Setting the ball rolling for the general elections this year, finance minister Nirmala Sitharaman said the government will come out with a white paper on the mismanagement of the economy prior to 2014 with an aim to draw lessons.
The NDA government came to power in May 2014 after a 10-year rule by the Congress-led UPA government at the Centre.
“It is now appropriate to look at where we were till 2014 and where we are now, only for the purpose of drawing lessons from the mismanagement of those years. The government will lay a white paper on the table of the house,” announced finance minister Nirmala Sitharaman while presenting the interim budget for the next financial year.
Congress leader Shashi Tharoor said they are going to do “very good selective number calculation”.
“No one trusts their numbers. Look at NITI Aayog which claimed that 24 crore people have been pulled out of poverty, they have completely changed all baselines to come up with a conclusion like this. In fact, the UPA government did pull out a 140 million people from poverty, which is undisputed worldwide because their parameters were well-known,” the former Union minister said.
This is perhaps the first time that any government is coming out with a white paper after being in power for two terms.
This could snowball into another slanging match with the UPA, reminiscent of the war of words that broke out in 2018 when the National Statistical Commission came up with figures that showed that the earlier Congress-led government under Prime Minister Manmohan Singh had achieved a double-digit growth rate of 10.8 per cent in 2010-11, outperforming the Modi government’s performance in its initial years.
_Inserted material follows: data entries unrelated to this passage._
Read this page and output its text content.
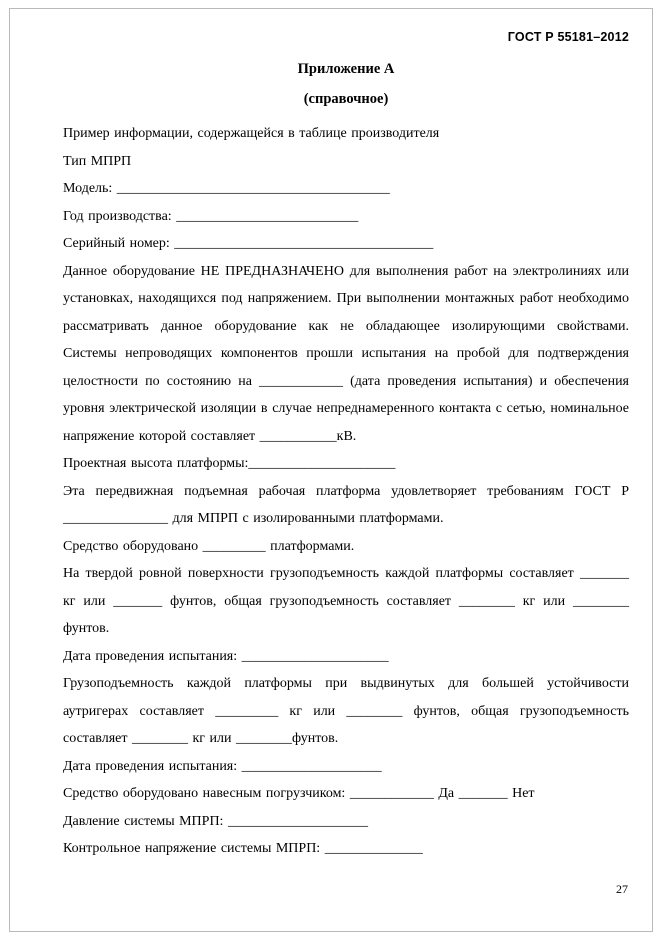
ГОСТ Р 55181–2012
Приложение А
(справочное)
Пример информации, содержащейся в таблице производителя
Тип МПРП
Модель: _______________________________________
Год производства: __________________________
Серийный номер: _____________________________________
Данное оборудование НЕ ПРЕДНАЗНАЧЕНО для выполнения работ на электролиниях или установках, находящихся под напряжением. При выполнении монтажных работ необходимо рассматривать данное оборудование как не обладающее изолирующими свойствами. Системы непроводящих компонентов прошли испытания на пробой для подтверждения целостности по состоянию на ____________ (дата проведения испытания) и обеспечения уровня электрической изоляции в случае непреднамеренного контакта с сетью, номинальное напряжение которой составляет ___________кВ.
Проектная высота платформы:_____________________
Эта передвижная подъемная рабочая платформа удовлетворяет требованиям ГОСТ Р _______________ для МПРП с изолированными платформами.
Средство оборудовано _________ платформами.
На твердой ровной поверхности грузоподъемность каждой платформы составляет _______ кг или _______ фунтов, общая грузоподъемность составляет ________ кг или ________ фунтов.
Дата проведения испытания: _____________________
Грузоподъемность каждой платформы при выдвинутых для большей устойчивости аутригерах составляет _________ кг или ________ фунтов, общая грузоподъемность составляет ________ кг или ________фунтов.
Дата проведения испытания: ____________________
Средство оборудовано навесным погрузчиком: ____________ Да _______ Нет
Давление системы МПРП: ____________________
Контрольное напряжение системы МПРП: ______________
27
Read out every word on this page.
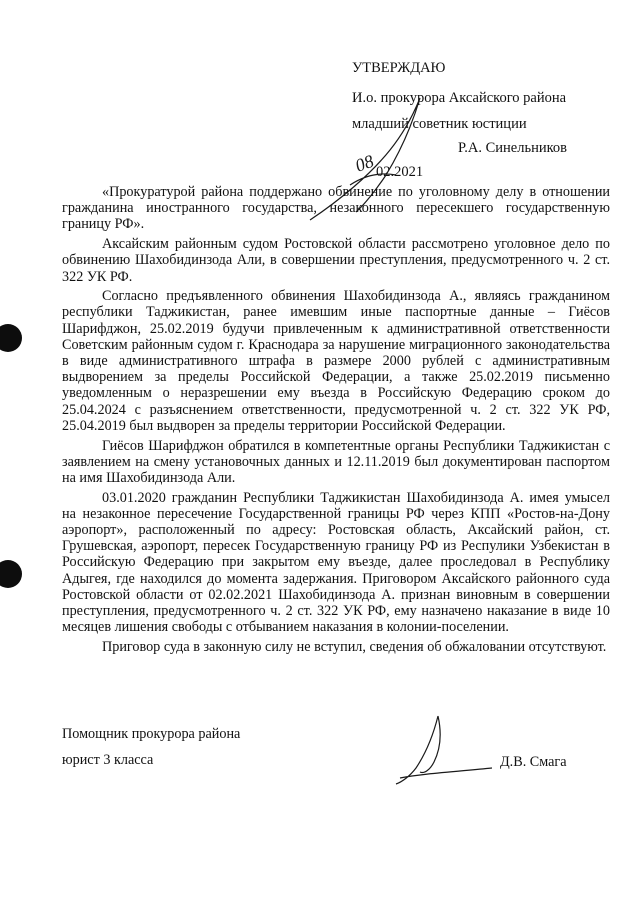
УТВЕРЖДАЮ
И.о. прокурора Аксайского района
младший советник юстиции
Р.А. Синельников
02.2021
08

«Прокуратурой района поддержано обвинение по уголовному делу в отношении гражданина иностранного государства, незаконного пересекшего государственную границу РФ».

Аксайским районным судом Ростовской области рассмотрено уголовное дело по обвинению Шахобидинзода Али, в совершении преступления, предусмотренного ч. 2 ст. 322 УК РФ.

Согласно предъявленного обвинения Шахобидинзода А., являясь гражданином республики Таджикистан, ранее имевшим иные паспортные данные – Гиёсов Шарифджон, 25.02.2019 будучи привлеченным к административной ответственности Советским районным судом г. Краснодара за нарушение миграционного законодательства в виде административного штрафа в размере 2000 рублей с административным выдворением за пределы Российской Федерации, а также 25.02.2019 письменно уведомленным о неразрешении ему въезда в Российскую Федерацию сроком до 25.04.2024 с разъяснением ответственности, предусмотренной ч. 2 ст. 322 УК РФ, 25.04.2019 был выдворен за пределы территории Российской Федерации.

Гиёсов Шарифджон обратился в компетентные органы Республики Таджикистан с заявлением на смену установочных данных и 12.11.2019 был документирован паспортом на имя Шахобидинзода Али.

03.01.2020 гражданин Республики Таджикистан Шахобидинзода А. имея умысел на незаконное пересечение Государственной границы РФ через КПП «Ростов-на-Дону аэропорт», расположенный по адресу: Ростовская область, Аксайский район, ст. Грушевская, аэропорт, пересек Государственную границу РФ из Респулики Узбекистан в Российскую Федерацию при закрытом ему въезде, далее проследовал в Республику Адыгея, где находился до момента задержания. Приговором Аксайского районного суда Ростовской области от 02.02.2021 Шахобидинзода А. признан виновным в совершении преступления, предусмотренного ч. 2 ст. 322 УК РФ, ему назначено наказание в виде 10 месяцев лишения свободы с отбыванием наказания в колонии-поселении.

Приговор суда в законную силу не вступил, сведения об обжаловании отсутствуют.

Помощник прокурора района
юрист 3 класса	Д.В. Смага
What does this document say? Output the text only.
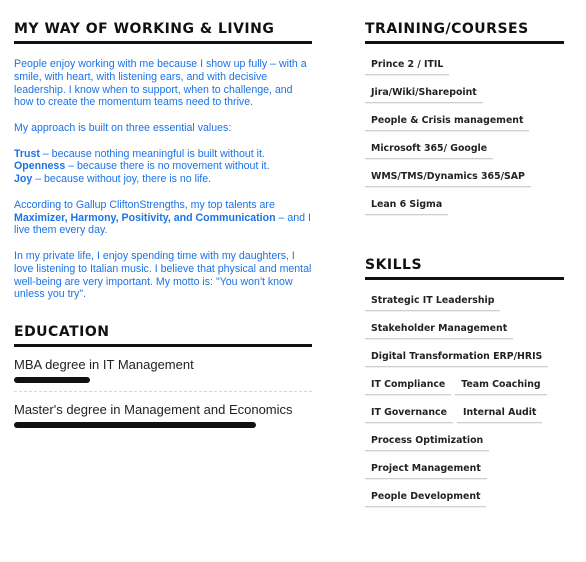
MY WAY OF WORKING & LIVING

People enjoy working with me because I show up fully – with a smile, with heart, with listening ears, and with decisive leadership. I know when to support, when to challenge, and how to create the momentum teams need to thrive.

My approach is built on three essential values:

Trust – because nothing meaningful is built without it.
Openness – because there is no movement without it.
Joy – because without joy, there is no life.

According to Gallup CliftonStrengths, my top talents are
Maximizer, Harmony, Positivity, and Communication – and I live them every day.

In my private life, I enjoy spending time with my daughters, I love listening to Italian music. I believe that physical and mental well-being are very important. My motto is: "You won't know unless you try".

EDUCATION
MBA degree in IT Management
Master's degree in Management and Economics
TRAINING/COURSES
Prince 2 / ITIL
Jira/Wiki/Sharepoint
People & Crisis management
Microsoft 365/ Google
WMS/TMS/Dynamics 365/SAP
Lean 6 Sigma
SKILLS
Strategic IT Leadership
Stakeholder Management
Digital Transformation ERP/HRIS
IT Compliance Team Coaching
IT Governance Internal Audit
Process Optimization
Project Management
People Development
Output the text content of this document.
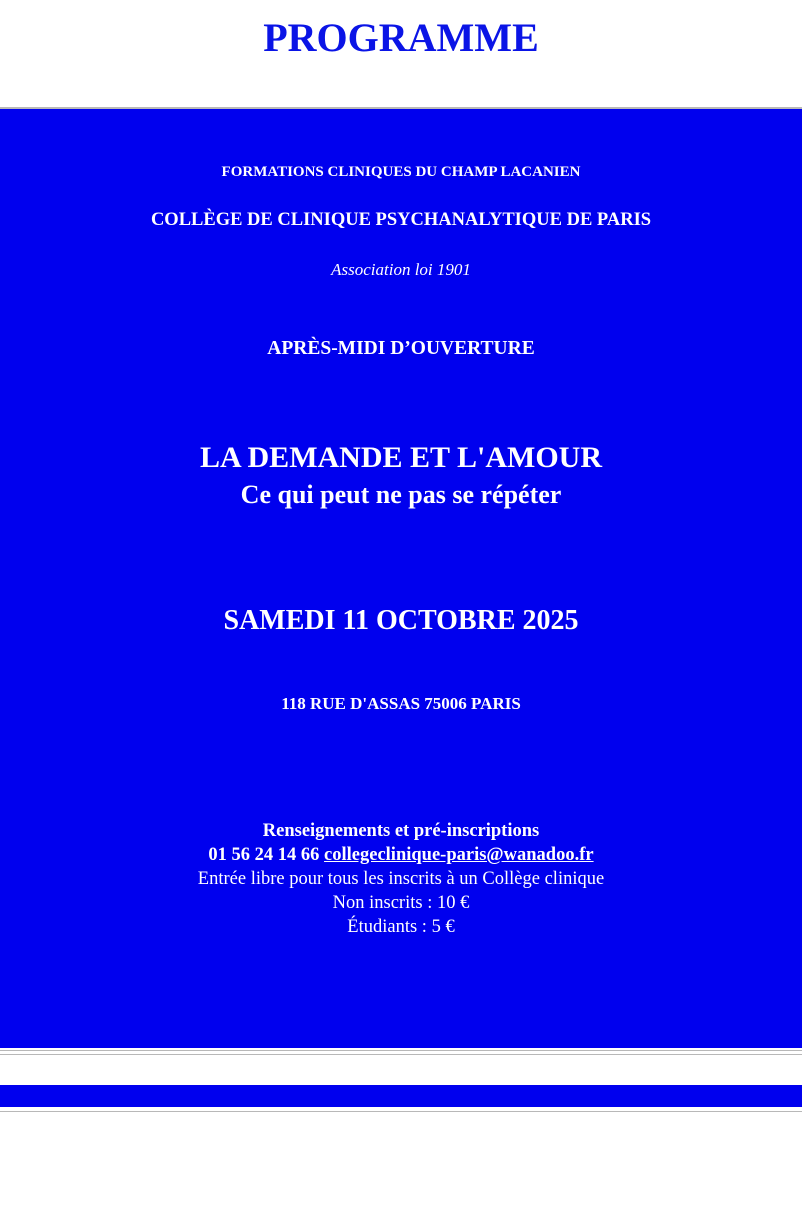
PROGRAMME
FORMATIONS CLINIQUES DU CHAMP LACANIEN
COLLÈGE DE CLINIQUE PSYCHANALYTIQUE DE PARIS
Association loi 1901
APRÈS-MIDI D’OUVERTURE
LA DEMANDE ET L'AMOUR
Ce qui peut ne pas se répéter
SAMEDI 11 OCTOBRE 2025
118 RUE D'ASSAS 75006 PARIS
Renseignements et pré-inscriptions
01 56 24 14 66 collegeclinique-paris@wanadoo.fr
Entrée libre pour tous les inscrits à un Collège clinique
Non inscrits : 10 €
Étudiants : 5 €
It had prompted the Modi government to riposte with
a new dataset that claimed economic growth during the NDA regime was far higher than that during the 10-year UPA.
Sitharaman said on Thursday that in 2014 when the Modi government assumed the reins, the responsibility to mend the economy step by step and to put the governance systems in order was enormous.
“The need of the hour was to give hope to the people, to attract investments, and to build support for the much-needed reforms. The government did that successfully following our strong belief of ‘nation-first’. Structural reforms were undertaken, pro-people programmes were formulated and implemented promptly,” she said.